Le lien entre détresse psychologique, isolement, discrimination et manque de visibilité et de représentations positives des personnes LGBTQIA+ est établi.
Association Yanacolorz
- Guyane La 1ère (La 1ère) : Quel constat faîtes-vous en Guyane ? Y-a-t-il toujours autant de violences et de discriminations à l’égard des personnes concernées ?
Yanacolorz (YZ) : Les études Kap gay de l’hôpital de Cayenne réalisée en 2019 ainsi que le rapport parlementaire n°1090 sur les LGBTphobies en Outre-Mer réalisé en 2018 sont sans appel.
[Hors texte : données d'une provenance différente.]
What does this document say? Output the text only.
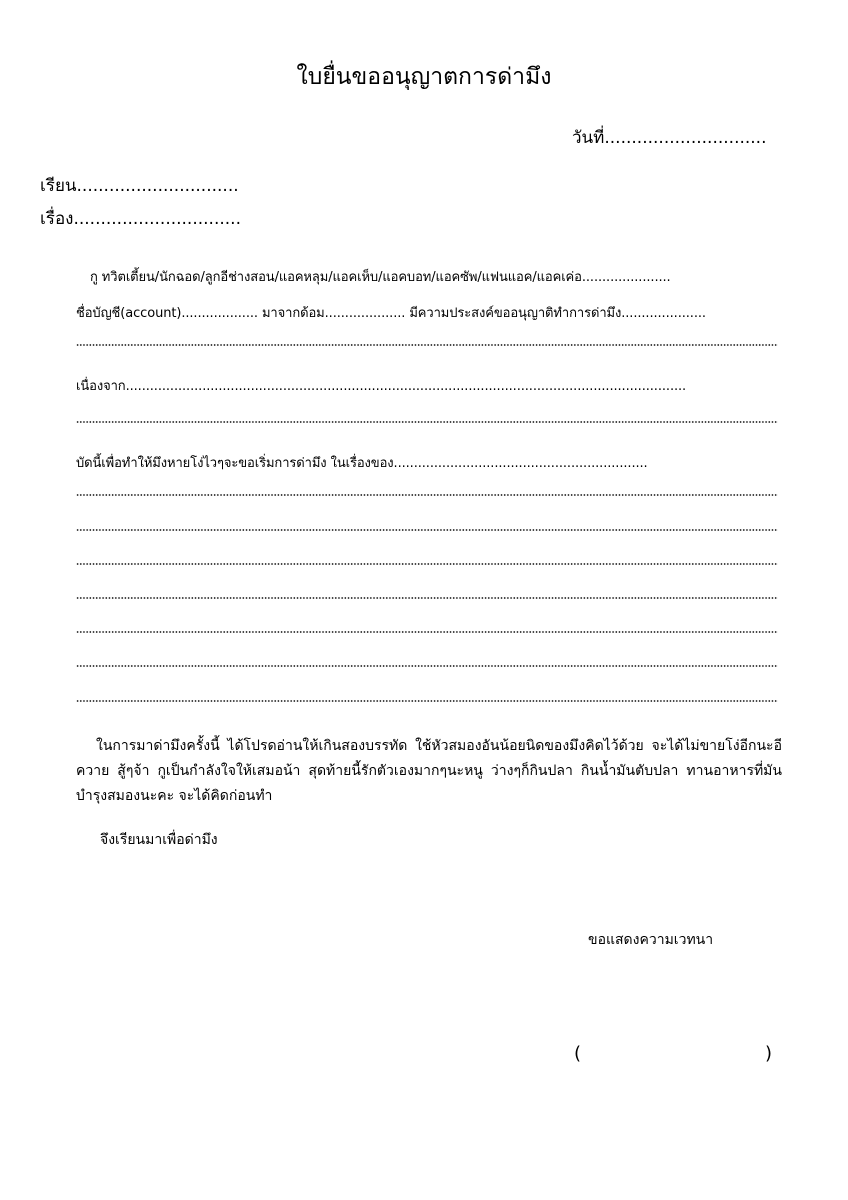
ใบยื่นขออนุญาตการด่ามึง
วันที่..............................
เรียน..............................
เรื่อง...............................
กู ทวิตเตี้ยน/นักฉอด/ลูกอีช่างสอน/แอคหลุม/แอคเห็บ/แอคบอท/แอคซัพ/แฟนแอค/แอคเค่อ......................
ชื่อบัญชี(account)................... มาจากด้อม.................... มีความประสงค์ขออนุญาติทำการด่ามึง.....................
เนื่องจาก...........................................................................................................................................
บัดนี้เพื่อทำให้มึงหายโง่ไวๆจะขอเริ่มการด่ามึง ในเรื่องของ...............................................................
ในการมาด่ามึงครั้งนี้ ได้โปรดอ่านให้เกินสองบรรทัด ใช้หัวสมองอันน้อยนิดของมึงคิดไว้ด้วย จะได้ไม่ขายโง่อีกนะอีควาย สู้ๆจ้า กูเป็นกำลังใจให้เสมอน้า สุดท้ายนี้รักตัวเองมากๆนะหนู ว่างๆก็กินปลา กินน้ำมันตับปลา ทานอาหารที่มันบำรุงสมองนะคะ จะได้คิดก่อนทำ
จึงเรียนมาเพื่อด่ามึง
ขอแสดงความเวทนา
(	)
Seulement 18,7 % des hommes et 27,1 % des femmes sondés en Guyane estime que l’homosexualité est une sexualité comme les autres.
Association Yanacolorz
Les jeunes se définissant comme non-hétérosexuels.elles estiment que la peur de la discrimination influence leur bien-être mental pour 87 %. La Guyane reste un environnement particulièrement LGBTphobe.
Un tiers des répondant.es non hétérosexuels.elles à l'étude Kap gay disent avoir subits des actes homophobes. Il est crucial de réaliser que ces discriminations portent atteinte à la vie des personnes qui en sont victimes.
Association Yanacolorz
Ces actes homophobes entraînent dans notre communauté des risques de comportement addictifs et suicidaires accrus. Les LGBT de Guyane sont ostracisés.es, discriminés.es dans leur communauté, rejetés.es par leur famille et sont souvent contraints.es de vivre cachés.es. Aussi, notre communauté est largement invisibilisée et il est encore trop facile de dire que ce qu’on ne voit pas n’existe pas.
- La 1ère : Ces sujets concernant l’orientation sexuelle et/ou l’identité de genre restent-ils encore difficiles à aborder dans certaines communautés ici ?
YZ : Oui, ces thématiques sont tout à fait difficiles à aborder. Notre constat n’évacue pas les raisons culturelles qui pourraient favoriser les discriminations envers les personnes LGBTQIA+. Nous sommes simplement conscients que notre place n’est certainement pas de dire aux communautés de Guyane comment elles doivent vivre leur culture.
Notre combat se fait auprès des représentants.es politiques encore très frileux.ses sur ces sujets.
Association Yanacolorz
Nous souhaitons travailler de pair avec les élus.es de Saint Laurent du Maroni. Sinon, c’est auprès de toutes nos institutions publiques que nous devons nous tourner, car elles ont pour mission de promouvoir et lutter contre les discriminations.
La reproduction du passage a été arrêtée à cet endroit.